Style-wise, G-Dragon has always been highly experimental, consistently being described as the “most fashionable” member of Big Bang. In 2015, Business of Fashion voted him among its 500 Global Fashion Leaders. These days he can be spotted rocking grills and posing with everyone from Karl Lagerfeld (while swathed in Chanel) to one of his own musical idols, Pharrell Williams.
The leader of one of South Korea’s most prominent boy bands, Block B, rapper/producer Zico first delved into hip-hop during his early teenage years, promoting South Korea’s underground rap scene under the name “Nacseo.” After joining Block B in 2011, the rapper would go on to achieve massive mainstream credibility thanks to his demanding stage presence, crossover writing skills and vivacious personality.
Splitting time between the band and his own solo work, Zico is also a distinguished fashion week fixture thanks to his audacious, urban-influenced style and gender-bending, slightly effeminate flare – something that fuses his underground reputation with his commercial boy band appeal.
When this YG Entertainment signee isn’t exchanging lyrical barbs with fellow emcee Rap Monster, he is one of the members of the idol group iKON. Style-wise, Bobby has proven to be a bit of a chameleon, boasting a look that ranges from positively schoolboy-esque to dapper suiting a la GQ. Apparently, the sartorial world is his oyster and he’ll wear what he pleases.
If Beenzino sounds eerily similar to Benzino, it’s because the name is indeed a parody. However, the Illionaire-signed emcee’s career is still alive and thriving (no shade to Benzino). While he frequently collaborates with labelmates Dok2 and The Quiett, he’s also not afraid to do his own thing. Sartorially, he mixes it up too, and has been spotted in everything from Supreme to custom Illionaire snapbacks, BBC, Saturdays, SOPHNET. and much, much more.
Born in South Korea and raised in Atlanta, Jung San, known professionally as San E, first landed notoriety after winning the “Best Hip Hop Song” accolade at the 2010 Korean Music Awards for his hit track, “Rap Genius.” After becoming the first solo rap artist to sign with JYP Entertainment, San E’s success would spear through the South Korean charts. The rapper ultimately left JYP in 2013, now releasing music via Brand New Music where he continues to churn out hits, drop bars and capture fans with his “clean” GQ-meets-suburban mall kid style.

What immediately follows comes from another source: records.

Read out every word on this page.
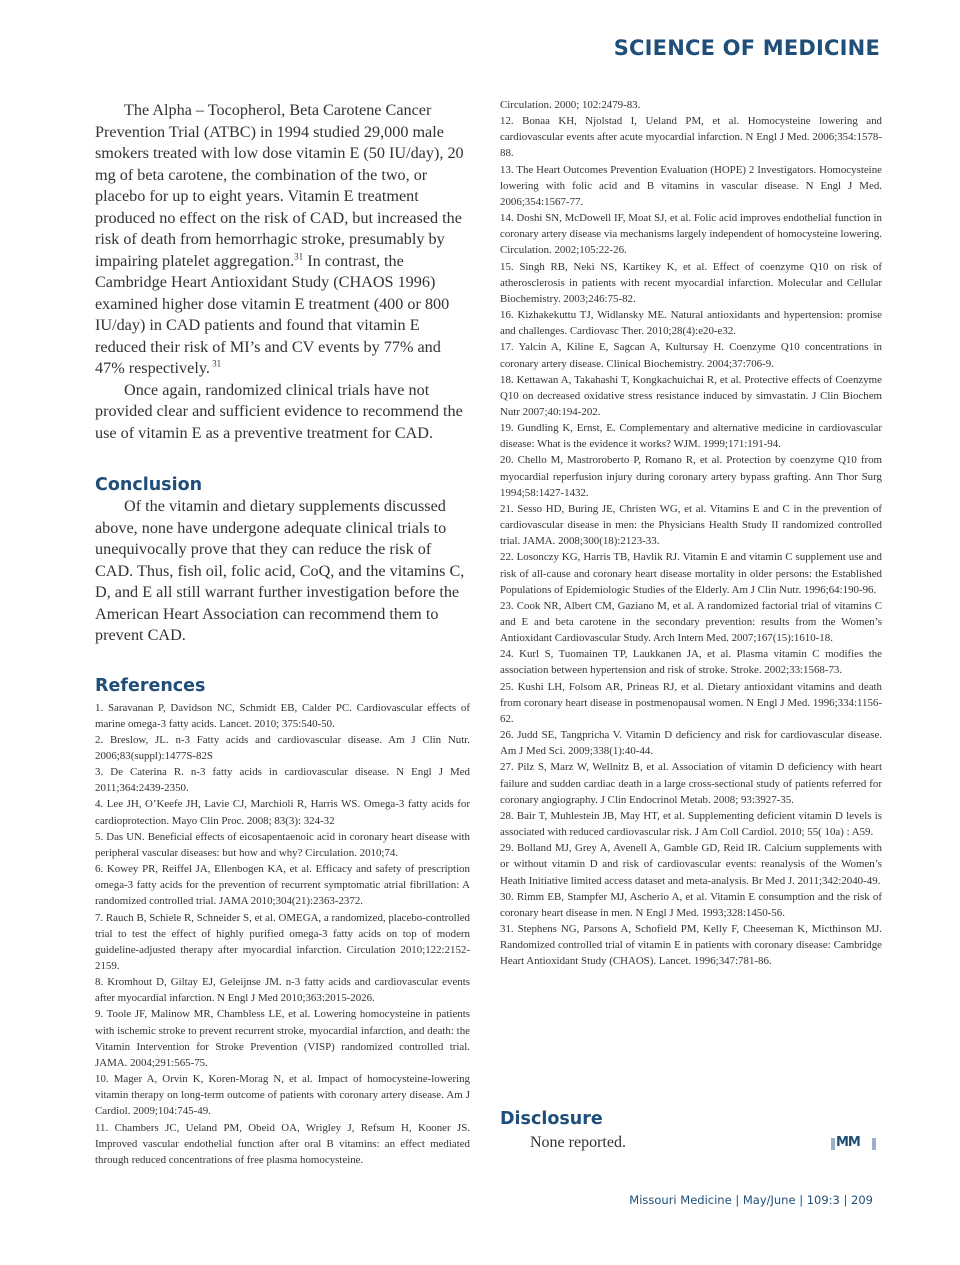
SCIENCE OF MEDICINE

The Alpha – Tocopherol, Beta Carotene Cancer Prevention Trial (ATBC) in 1994 studied 29,000 male smokers treated with low dose vitamin E (50 IU/day), 20 mg of beta carotene, the combination of the two, or placebo for up to eight years. Vitamin E treatment produced no effect on the risk of CAD, but increased the risk of death from hemorrhagic stroke, presumably by impairing platelet aggregation.$^{31}$ In contrast, the Cambridge Heart Antioxidant Study (CHAOS 1996) examined higher dose vitamin E treatment (400 or 800 IU/day) in CAD patients and found that vitamin E reduced their risk of MI’s and CV events by 77% and 47% respectively. $^{31}$

Once again, randomized clinical trials have not provided clear and sufficient evidence to recommend the use of vitamin E as a preventive treatment for CAD.

Conclusion

Of the vitamin and dietary supplements discussed above, none have undergone adequate clinical trials to unequivocally prove that they can reduce the risk of CAD. Thus, fish oil, folic acid, CoQ, and the vitamins C, D, and E all still warrant further investigation before the American Heart Association can recommend them to prevent CAD.

References

1. Saravanan P, Davidson NC, Schmidt EB, Calder PC. Cardiovascular effects of marine omega-3 fatty acids. Lancet. 2010; 375:540-50.

2. Breslow, JL. n-3 Fatty acids and cardiovascular disease. Am J Clin Nutr. 2006;83(suppl):1477S-82S

3. De Caterina R. n-3 fatty acids in cardiovascular disease. N Engl J Med 2011;364:2439-2350.

4. Lee JH, O’Keefe JH, Lavie CJ, Marchioli R, Harris WS. Omega-3 fatty acids for cardioprotection. Mayo Clin Proc. 2008; 83(3): 324-32

5. Das UN. Beneficial effects of eicosapentaenoic acid in coronary heart disease with peripheral vascular diseases: but how and why? Circulation. 2010;74.

6. Kowey PR, Reiffel JA, Ellenbogen KA, et al. Efficacy and safety of prescription omega-3 fatty acids for the prevention of recurrent symptomatic atrial fibrillation: A randomized controlled trial. JAMA 2010;304(21):2363-2372.

7. Rauch B, Schiele R, Schneider S, et al. OMEGA, a randomized, placebo-controlled trial to test the effect of highly purified omega-3 fatty acids on top of modern guideline-adjusted therapy after myocardial infarction. Circulation 2010;122:2152-2159.

8. Kromhout D, Giltay EJ, Geleijnse JM. n-3 fatty acids and cardiovascular events after myocardial infarction. N Engl J Med 2010;363:2015-2026.

9. Toole JF, Malinow MR, Chambless LE, et al. Lowering homocysteine in patients with ischemic stroke to prevent recurrent stroke, myocardial infarction, and death: the Vitamin Intervention for Stroke Prevention (VISP) randomized controlled trial. JAMA. 2004;291:565-75.

10. Mager A, Orvin K, Koren-Morag N, et al. Impact of homocysteine-lowering vitamin therapy on long-term outcome of patients with coronary artery disease. Am J Cardiol. 2009;104:745-49.

11. Chambers JC, Ueland PM, Obeid OA, Wrigley J, Refsum H, Kooner JS. Improved vascular endothelial function after oral B vitamins: an effect mediated through reduced concentrations of free plasma homocysteine.

Circulation. 2000; 102:2479-83.

12. Bonaa KH, Njolstad I, Ueland PM, et al. Homocysteine lowering and cardiovascular events after acute myocardial infarction. N Engl J Med. 2006;354:1578-88.

13. The Heart Outcomes Prevention Evaluation (HOPE) 2 Investigators. Homocysteine lowering with folic acid and B vitamins in vascular disease. N Engl J Med. 2006;354:1567-77.

14. Doshi SN, McDowell IF, Moat SJ, et al. Folic acid improves endothelial function in coronary artery disease via mechanisms largely independent of homocysteine lowering. Circulation. 2002;105:22-26.

15. Singh RB, Neki NS, Kartikey K, et al. Effect of coenzyme Q10 on risk of atherosclerosis in patients with recent myocardial infarction. Molecular and Cellular Biochemistry. 2003;246:75-82.

16. Kizhakekuttu TJ, Widlansky ME. Natural antioxidants and hypertension: promise and challenges. Cardiovasc Ther. 2010;28(4):e20-e32.

17. Yalcin A, Kiline E, Sagcan A, Kultursay H. Coenzyme Q10 concentrations in coronary artery disease. Clinical Biochemistry. 2004;37:706-9.

18. Kettawan A, Takahashi T, Kongkachuichai R, et al. Protective effects of Coenzyme Q10 on decreased oxidative stress resistance induced by simvastatin. J Clin Biochem Nutr 2007;40:194-202.

19. Gundling K, Ernst, E. Complementary and alternative medicine in cardiovascular disease: What is the evidence it works? WJM. 1999;171:191-94.

20. Chello M, Mastroroberto P, Romano R, et al. Protection by coenzyme Q10 from myocardial reperfusion injury during coronary artery bypass grafting. Ann Thor Surg 1994;58:1427-1432.

21. Sesso HD, Buring JE, Christen WG, et al. Vitamins E and C in the prevention of cardiovascular disease in men: the Physicians Health Study II randomized controlled trial. JAMA. 2008;300(18):2123-33.

22. Losonczy KG, Harris TB, Havlik RJ. Vitamin E and vitamin C supplement use and risk of all-cause and coronary heart disease mortality in older persons: the Established Populations of Epidemiologic Studies of the Elderly. Am J Clin Nutr. 1996;64:190-96.

23. Cook NR, Albert CM, Gaziano M, et al. A randomized factorial trial of vitamins C and E and beta carotene in the secondary prevention: results from the Women’s Antioxidant Cardiovascular Study. Arch Intern Med. 2007;167(15):1610-18.

24. Kurl S, Tuomainen TP, Laukkanen JA, et al. Plasma vitamin C modifies the association between hypertension and risk of stroke. Stroke. 2002;33:1568-73.

25. Kushi LH, Folsom AR, Prineas RJ, et al. Dietary antioxidant vitamins and death from coronary heart disease in postmenopausal women. N Engl J Med. 1996;334:1156-62.

26. Judd SE, Tangpricha V. Vitamin D deficiency and risk for cardiovascular disease. Am J Med Sci. 2009;338(1):40-44.

27. Pilz S, Marz W, Wellnitz B, et al. Association of vitamin D deficiency with heart failure and sudden cardiac death in a large cross-sectional study of patients referred for coronary angiography. J Clin Endocrinol Metab. 2008; 93:3927-35.

28. Bair T, Muhlestein JB, May HT, et al. Supplementing deficient vitamin D levels is associated with reduced cardiovascular risk. J Am Coll Cardiol. 2010; 55( 10a) : A59.

29. Bolland MJ, Grey A, Avenell A, Gamble GD, Reid IR. Calcium supplements with or without vitamin D and risk of cardiovascular events: reanalysis of the Women’s Heath Initiative limited access dataset and meta-analysis. Br Med J. 2011;342:2040-49.

30. Rimm EB, Stampfer MJ, Ascherio A, et al. Vitamin E consumption and the risk of coronary heart disease in men. N Engl J Med. 1993;328:1450-56.

31. Stephens NG, Parsons A, Schofield PM, Kelly F, Cheeseman K, Micthinson MJ. Randomized controlled trial of vitamin E in patients with coronary disease: Cambridge Heart Antioxidant Study (CHAOS). Lancet. 1996;347:781-86.

Disclosure

None reported.	MM
Missouri Medicine | May/June | 109:3 | 209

Another unsung collaborator on “It G Ma” and member of The Cohort, JayAllDay’s name is maybe not one buzzing around too much yet, but keep watch; the rapper’s notoriety is burgeoning in a big way. Though he may have been caught in the comet trail of the song’s 20 plus million Youtube views, JayAllDay is paving his own way in the Korean rap sphere, dropping a few laudable solo efforts including the infectious trap banger “Sirens.” Recently featured in LA label C2H4’s “A Fucked Up Collection For a Fucked Up World” lookbook, the rapper’s style holds an avant street aesthetic on par to his fellow Cohort brethren.
Dok2 may be young, but that hasn’t stopped him from establishing his own indie hip-hop label, Illionaire, with fellow rapper The Quiett. A long time student of rap music, Dok2 has collaborated with everyone from Drunken Tiger, Bobby, G-Dragon and more. His personal flow seems to favor Southern rap and his fashion sense isn’t far behind. You’ll find him in snapbacks, hoodies and jerseys, complete with chains, rings and more.

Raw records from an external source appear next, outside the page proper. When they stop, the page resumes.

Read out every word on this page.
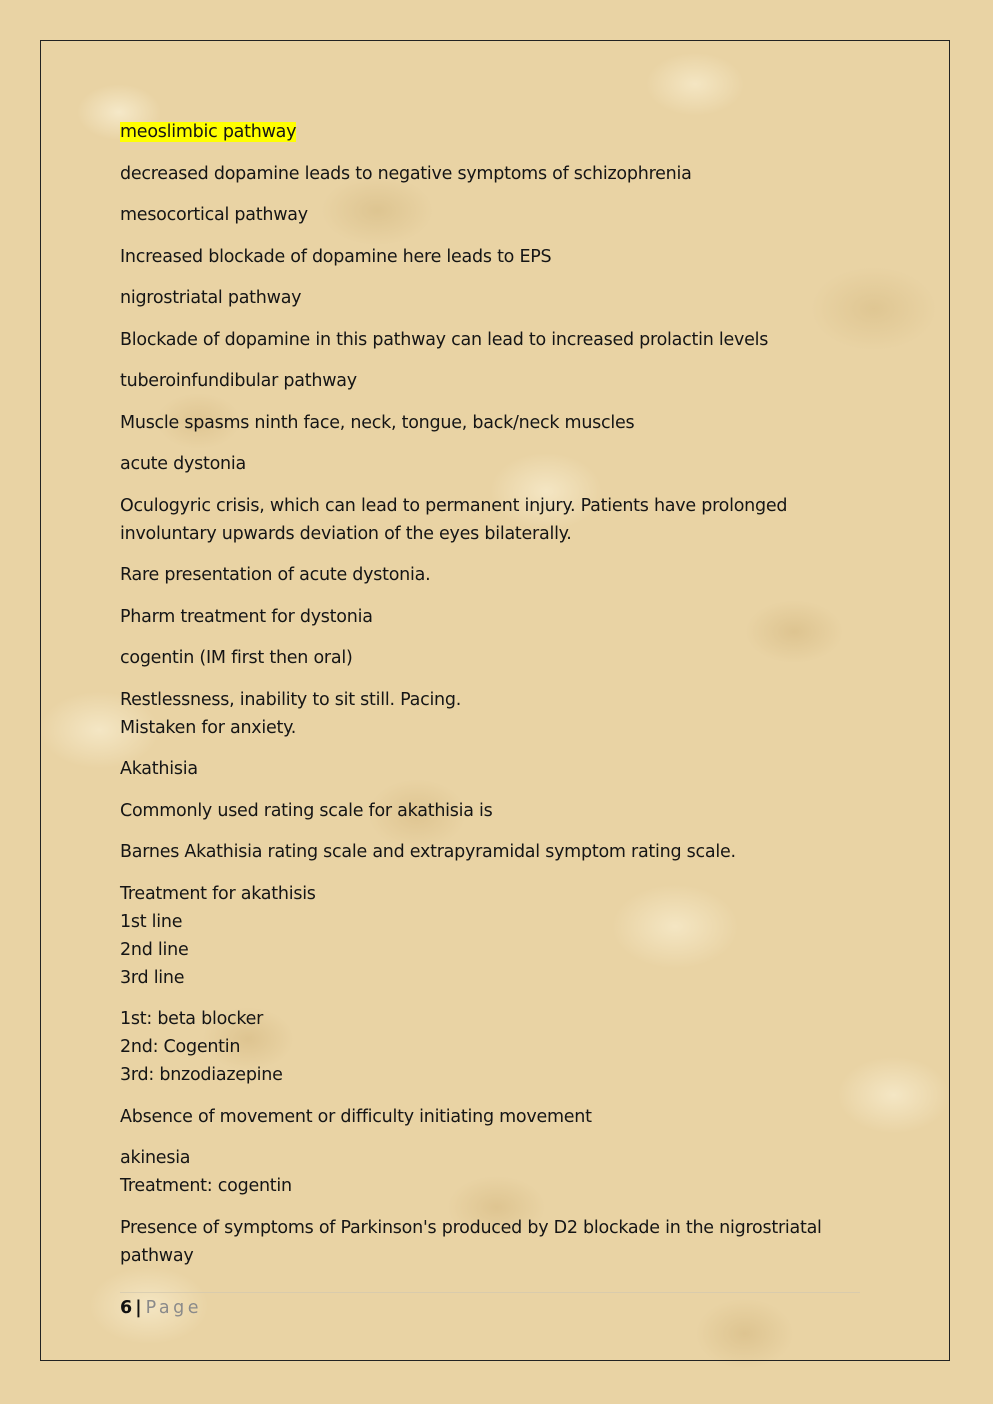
meoslimbic pathway

decreased dopamine leads to negative symptoms of schizophrenia

mesocortical pathway

Increased blockade of dopamine here leads to EPS

nigrostriatal pathway

Blockade of dopamine in this pathway can lead to increased prolactin levels

tuberoinfundibular pathway

Muscle spasms ninth face, neck, tongue, back/neck muscles

acute dystonia

Oculogyric crisis, which can lead to permanent injury. Patients have prolonged
involuntary upwards deviation of the eyes bilaterally.

Rare presentation of acute dystonia.

Pharm treatment for dystonia

cogentin (IM first then oral)

Restlessness, inability to sit still. Pacing.
Mistaken for anxiety.

Akathisia

Commonly used rating scale for akathisia is

Barnes Akathisia rating scale and extrapyramidal symptom rating scale.

Treatment for akathisis
1st line
2nd line
3rd line

1st: beta blocker
2nd: Cogentin
3rd: bnzodiazepine

Absence of movement or difficulty initiating movement

akinesia
Treatment: cogentin

Presence of symptoms of Parkinson's produced by D2 blockade in the nigrostriatal
pathway

6 | Page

The Quiett is yet another seasoned emcee with quite a lot of experience under his belt. As co-founder of Illionaire records, he has been on the vanguard of the South Korean hip-hop movement. He’s also arguably on the vanguard of style. Quiett frequently blends high-fashion looks with more streetwear-centric styles, proving that one can indeed be a gentleman in Timbs.